Women who did have symptoms at their time of their visit for screening were more likely to be recalled for further investigations than women with no symptoms: about 15% were recalled if they had a lump compared to 3% of women with no symptoms.
Women with a lump had a more than three-fold increased risk of breast cancer being detected in the screening interval before their next scheduled visit.
Women with nipple discharge had two-fold risk and those with nipple retraction had a 1.5-fold risk.

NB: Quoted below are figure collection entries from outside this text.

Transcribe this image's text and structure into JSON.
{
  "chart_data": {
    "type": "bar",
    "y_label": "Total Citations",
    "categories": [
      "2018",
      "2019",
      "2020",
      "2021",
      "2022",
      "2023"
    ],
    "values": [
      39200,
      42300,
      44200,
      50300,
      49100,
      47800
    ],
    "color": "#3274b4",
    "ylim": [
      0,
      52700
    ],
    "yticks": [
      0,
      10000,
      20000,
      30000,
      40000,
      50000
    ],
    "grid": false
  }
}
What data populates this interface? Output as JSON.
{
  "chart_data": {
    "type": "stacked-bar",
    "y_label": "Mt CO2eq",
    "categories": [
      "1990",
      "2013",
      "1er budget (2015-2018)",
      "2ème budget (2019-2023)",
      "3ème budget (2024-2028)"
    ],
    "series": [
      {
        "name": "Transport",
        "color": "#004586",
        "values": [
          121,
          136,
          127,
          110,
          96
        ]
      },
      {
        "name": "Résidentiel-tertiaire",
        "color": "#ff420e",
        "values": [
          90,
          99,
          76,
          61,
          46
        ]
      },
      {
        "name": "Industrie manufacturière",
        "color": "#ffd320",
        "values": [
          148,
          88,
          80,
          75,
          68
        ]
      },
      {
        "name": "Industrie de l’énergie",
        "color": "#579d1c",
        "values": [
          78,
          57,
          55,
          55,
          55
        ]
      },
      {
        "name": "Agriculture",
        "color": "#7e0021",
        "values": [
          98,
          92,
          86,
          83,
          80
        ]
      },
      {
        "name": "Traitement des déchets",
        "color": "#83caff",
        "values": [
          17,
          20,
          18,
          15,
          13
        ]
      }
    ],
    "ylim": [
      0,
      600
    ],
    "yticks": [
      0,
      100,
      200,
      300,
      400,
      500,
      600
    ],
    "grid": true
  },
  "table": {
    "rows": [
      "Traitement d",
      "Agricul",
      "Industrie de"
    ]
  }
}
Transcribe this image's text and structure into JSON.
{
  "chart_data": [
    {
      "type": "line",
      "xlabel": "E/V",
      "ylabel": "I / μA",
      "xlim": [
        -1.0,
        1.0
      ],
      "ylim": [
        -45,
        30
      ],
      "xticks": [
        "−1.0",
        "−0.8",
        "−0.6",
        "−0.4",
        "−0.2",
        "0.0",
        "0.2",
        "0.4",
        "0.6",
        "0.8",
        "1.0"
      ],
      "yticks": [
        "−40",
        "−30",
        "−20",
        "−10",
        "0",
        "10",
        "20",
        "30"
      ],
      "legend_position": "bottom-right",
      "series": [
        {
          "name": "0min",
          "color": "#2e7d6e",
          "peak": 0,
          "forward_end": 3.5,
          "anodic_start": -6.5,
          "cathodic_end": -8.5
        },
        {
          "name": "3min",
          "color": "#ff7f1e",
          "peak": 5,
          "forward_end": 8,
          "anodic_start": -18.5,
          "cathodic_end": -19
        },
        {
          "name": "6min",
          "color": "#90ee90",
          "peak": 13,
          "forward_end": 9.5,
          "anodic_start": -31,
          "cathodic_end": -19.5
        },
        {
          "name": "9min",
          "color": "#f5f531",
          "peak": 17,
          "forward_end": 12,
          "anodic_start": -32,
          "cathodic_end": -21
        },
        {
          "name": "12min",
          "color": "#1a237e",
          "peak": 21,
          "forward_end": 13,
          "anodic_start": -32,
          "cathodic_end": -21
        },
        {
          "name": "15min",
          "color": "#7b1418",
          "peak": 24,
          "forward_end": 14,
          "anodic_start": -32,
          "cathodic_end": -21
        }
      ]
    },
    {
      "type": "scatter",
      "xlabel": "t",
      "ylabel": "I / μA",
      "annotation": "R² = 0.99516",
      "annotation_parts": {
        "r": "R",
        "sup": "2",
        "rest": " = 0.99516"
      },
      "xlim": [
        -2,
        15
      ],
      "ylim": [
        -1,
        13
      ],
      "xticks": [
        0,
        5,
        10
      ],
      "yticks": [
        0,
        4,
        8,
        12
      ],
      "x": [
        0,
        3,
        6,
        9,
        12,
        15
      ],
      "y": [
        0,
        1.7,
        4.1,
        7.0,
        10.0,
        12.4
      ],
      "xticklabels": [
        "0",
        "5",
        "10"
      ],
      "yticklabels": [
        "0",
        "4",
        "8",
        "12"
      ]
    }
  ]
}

“We know already that a substantial proportion of breast cancers, about 30-40%, are detected outside national screening programmes. There is room for improvement in the capability of mammography to detect cancer and our research shows this is particularly the case for women who have breast symptoms. Our findings can be extrapolated to other countries that have national mammography screening programmes, and we encourage these programmes to collect and analyse information on symptoms,” concluded Dr Singh.
Chair of the conference, Professor Robert Mansel, Emeritus Professor of Surgery in Cardiff University School of Medicine, Cardiff, UK, who was not involved with the research, commented “This is important research that highlights the need for further, careful investigations if women attend their normal breast cancer screening appointment with breast symptoms such as a lump, nipple discharge or retraction, as they have a higher rate of interval cancers. We know that survival is much better if breast cancer is detected in its early stages, and further research is indicated to determine the best way of monitoring these women more closely, including the possibility of shorter intervals between screening mammograms.”